Questo testo spiega come un farmaco chiamato efonidipina possa aiutare a migliorare il flusso di sangue nella parte interna del rene, proteggendo così il rene da possibili danni. La spiegazione è basata su studi scientifici condotti su animali, per comprendere meglio come funziona questo trattamento.

Che cosa è l'efonidipina e come agisce

L'efonidipina è un farmaco che blocca un particolare tipo di canale del calcio chiamato tipo T (TCC). Questi canali si trovano in alcune piccole arterie del rene, in particolare nelle arteriole efferenti del nefrone juxtamedullare e nei vasa recta, che sono vasi sanguigni importanti per la parte interna del rene.

Effetti sul flusso sanguigno renale

Studi su ratti hanno mostrato che somministrare efonidipina, sia per via endovenosa (iniettata nel sangue) sia direttamente nel rene, aumenta il flusso di sangue nella parte interna del rene (midollare) del 21-24%, senza modificare il flusso nella parte esterna (corticale) o la pressione arteriosa.

Ruolo dell'ossido nitrico (NO)

L'effetto dell'efonidipina sul flusso sanguigno dipende in parte dal ossido nitrico (NO), una sostanza che aiuta a dilatare i vasi sanguigni. Quando si usa un inibitore che blocca la produzione di NO, l'aumento del flusso sanguigno causato dall'efonidipina si riduce.

Protezione contro il danno da ischemia

In condizioni di ridotto apporto di sangue al rene, simulato dall'azione dell'angiotensina II (una sostanza che restringe i vasi), l'efonidipina è stata in grado di contrastare la diminuzione del flusso sanguigno nella parte interna del rene.
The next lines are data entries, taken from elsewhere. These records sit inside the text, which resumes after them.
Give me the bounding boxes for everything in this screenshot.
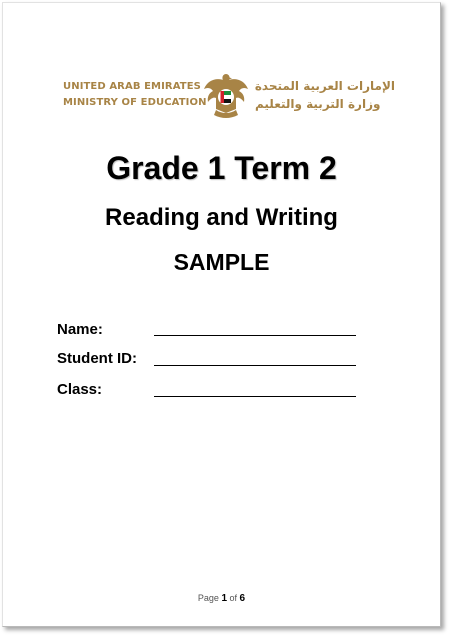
ministry-name-english [63, 79, 207, 111]
of-word: of [229, 593, 238, 603]
ministry-title-en: MINISTRY OF EDUCATION [63, 97, 207, 108]
total-pages-number: 6 [239, 593, 246, 604]
document-page [2, 2, 441, 627]
class-blank-line [154, 396, 356, 397]
class-label: Class: [57, 381, 103, 398]
name-blank-line [154, 335, 356, 336]
page-number-footer [3, 593, 440, 604]
student-id-label: Student ID: [57, 350, 137, 367]
ministry-country-en: UNITED ARAB EMIRATES [63, 81, 201, 92]
uae-falcon-emblem-icon [202, 69, 250, 119]
ministry-name-arabic [255, 77, 395, 113]
grade-term-title: Grade 1 Term 2 [106, 150, 337, 186]
page-word: Page [197, 593, 219, 603]
ministry-country-ar: الإمارات العربية المتحدة [254, 79, 395, 93]
ministry-title-ar: وزارة التربية والتعليم [255, 97, 381, 111]
sample-title: SAMPLE [173, 249, 270, 275]
name-label: Name: [57, 321, 103, 338]
student-id-blank-line [154, 365, 356, 366]
subject-title: Reading and Writing [105, 204, 338, 231]
current-page-number: 1 [221, 593, 227, 604]
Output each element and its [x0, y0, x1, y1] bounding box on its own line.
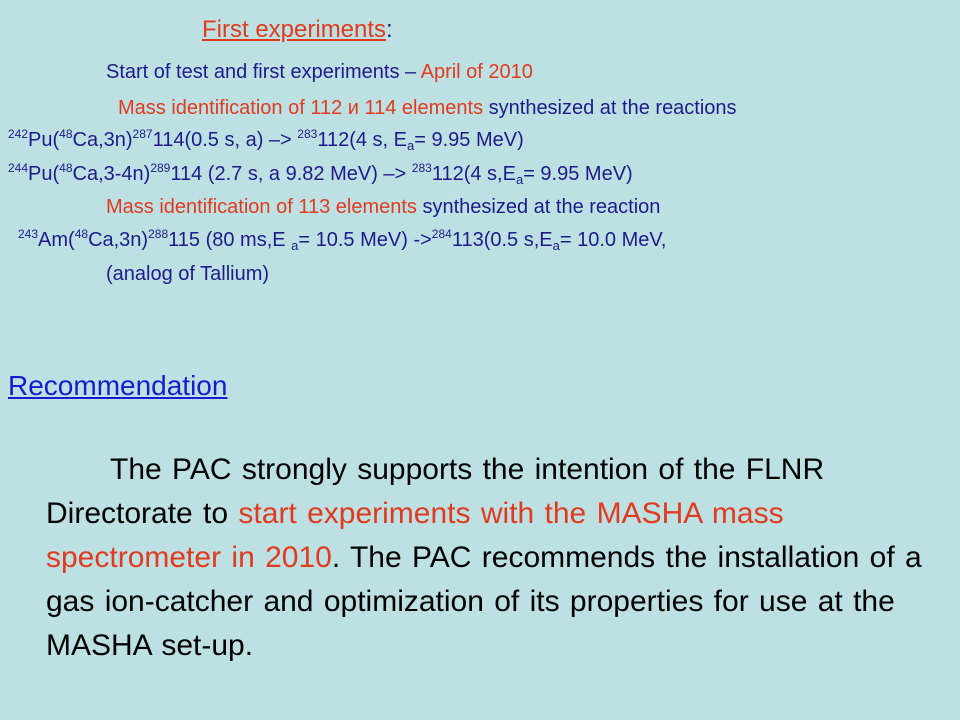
- r3-t3: 115 (80 ms,E: [168, 229, 292, 251]
- start-date: April of 2010: [420, 61, 533, 83]
- r1-t3: 114(0.5 s, a) –>: [152, 129, 298, 151]
- r1-mass-a1: 242: [8, 127, 29, 141]
- r2-sub: a: [515, 172, 524, 187]
- r2-mass-a2: 48: [59, 161, 73, 175]
- r1-mass-a4: 283: [297, 127, 318, 141]
- r2-t4: 112(4 s,E: [431, 163, 516, 185]
- first-experiments-link[interactable]: First experiments: [202, 16, 387, 43]
- heading-colon: :: [386, 16, 393, 43]
- r1-mass-a3: 287: [132, 127, 153, 141]
- analog-line: (analog of Tallium): [106, 263, 270, 285]
- r3-t5: 113(0.5 s,E: [451, 229, 553, 251]
- mass-id-112-line: [118, 96, 737, 120]
- r1-t4: 112(4 s, E: [317, 129, 408, 151]
- r3-t6: = 10.0 MeV,: [559, 229, 667, 251]
- r3-mass-a3: 288: [148, 227, 169, 241]
- mass-id-113-blue: synthesized at the reaction: [416, 196, 661, 218]
- start-line: [106, 60, 533, 84]
- reaction-1: [8, 128, 524, 152]
- r2-mass-a4: 283: [411, 161, 432, 175]
- r2-mass-a3: 289: [150, 161, 171, 175]
- mass-id-112-blue: synthesized at the reactions: [483, 97, 737, 119]
- mass-id-113-line: [106, 195, 660, 219]
- mass-id-112-red: Mass identification of 112 и 114 elements: [118, 97, 484, 119]
- r2-t2: Ca,3-4n): [72, 163, 151, 185]
- start-prefix: Start of test: [106, 61, 214, 83]
- r1-sub: a: [407, 138, 415, 153]
- r3-mass-a4: 284: [431, 227, 452, 241]
- mass-id-113-red: Mass identification of 113 elements: [106, 196, 417, 218]
- r3-t4: = 10.5 MeV) ->: [298, 229, 432, 251]
- r3-mass-a2: 48: [74, 227, 89, 241]
- reaction-2: [8, 162, 633, 186]
- r2-t3: 114 (2.7 s, a 9.82 MeV) –>: [170, 163, 412, 185]
- reaction-3: [18, 228, 666, 252]
- r3-sub2: a: [552, 238, 560, 253]
- rec-text-2: . The PAC recommends the installation of a gas ion-catcher and optimization of its properties for use at the MASHA set-up.: [46, 541, 922, 662]
- r3-t1: Am(: [38, 229, 75, 251]
- r2-t1: Pu(: [28, 163, 60, 185]
- heading: [202, 15, 393, 45]
- r1-t2: Ca,3n): [72, 129, 133, 151]
- r2-t5: = 9.95 MeV): [523, 163, 633, 185]
- r2-mass-a1: 244: [8, 161, 29, 175]
- r3-t2: Ca,3n): [88, 229, 149, 251]
- start-middle: and first experiments –: [213, 61, 421, 83]
- r1-t5: = 9.95 MeV): [414, 129, 524, 151]
- rec-text-1: The PAC strongly supports the intention of the FLNR Directorate to: [46, 453, 825, 530]
- recommendation-heading[interactable]: Recommendation: [8, 370, 228, 401]
- r1-t1: Pu(: [28, 129, 60, 151]
- r3-mass-a1: 243: [18, 227, 39, 241]
- rec-text-highlight: start experiments with the MASHA mass spectrometer in 2010: [46, 497, 784, 574]
- recommendation-paragraph: [46, 448, 946, 668]
- r1-mass-a2: 48: [59, 127, 73, 141]
- r3-sub1: a: [291, 238, 299, 253]
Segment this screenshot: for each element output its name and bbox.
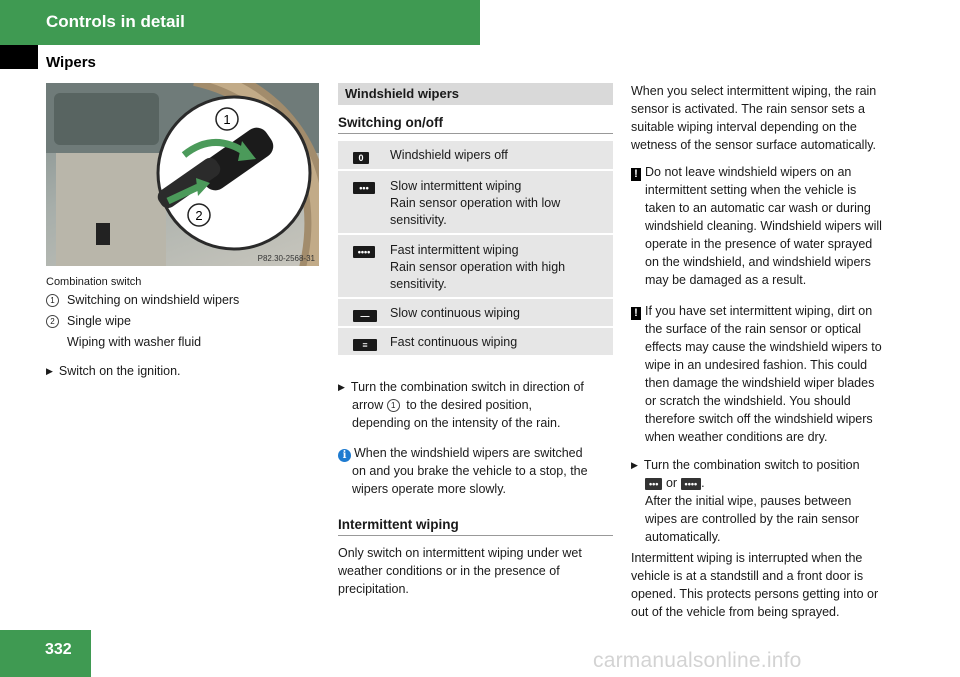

Effetti sulle sostanze chimiche cellulari

  • L'efonidipina aumenta la produzione di NO nelle cellule della parte interna del rene, favorendo la dilatazione dei vasi.
  • Riduce la produzione di perossido di idrogeno (H2O2), una sostanza che può danneggiare le cellule se presente in eccesso.

Questi effetti aiutano a proteggere le cellule renali dai danni causati dalla riduzione del flusso sanguigno.

In conclusione

L'efonidipina agisce migliorando il flusso di sangue nella parte interna del rene, grazie al blocco dei canali del calcio tipo T e all'aumento dell'ossido nitrico. Questo aiuta a proteggere il rene da possibili danni causati da una riduzione del flusso sanguigno, soprattutto nella regione più delicata del rene.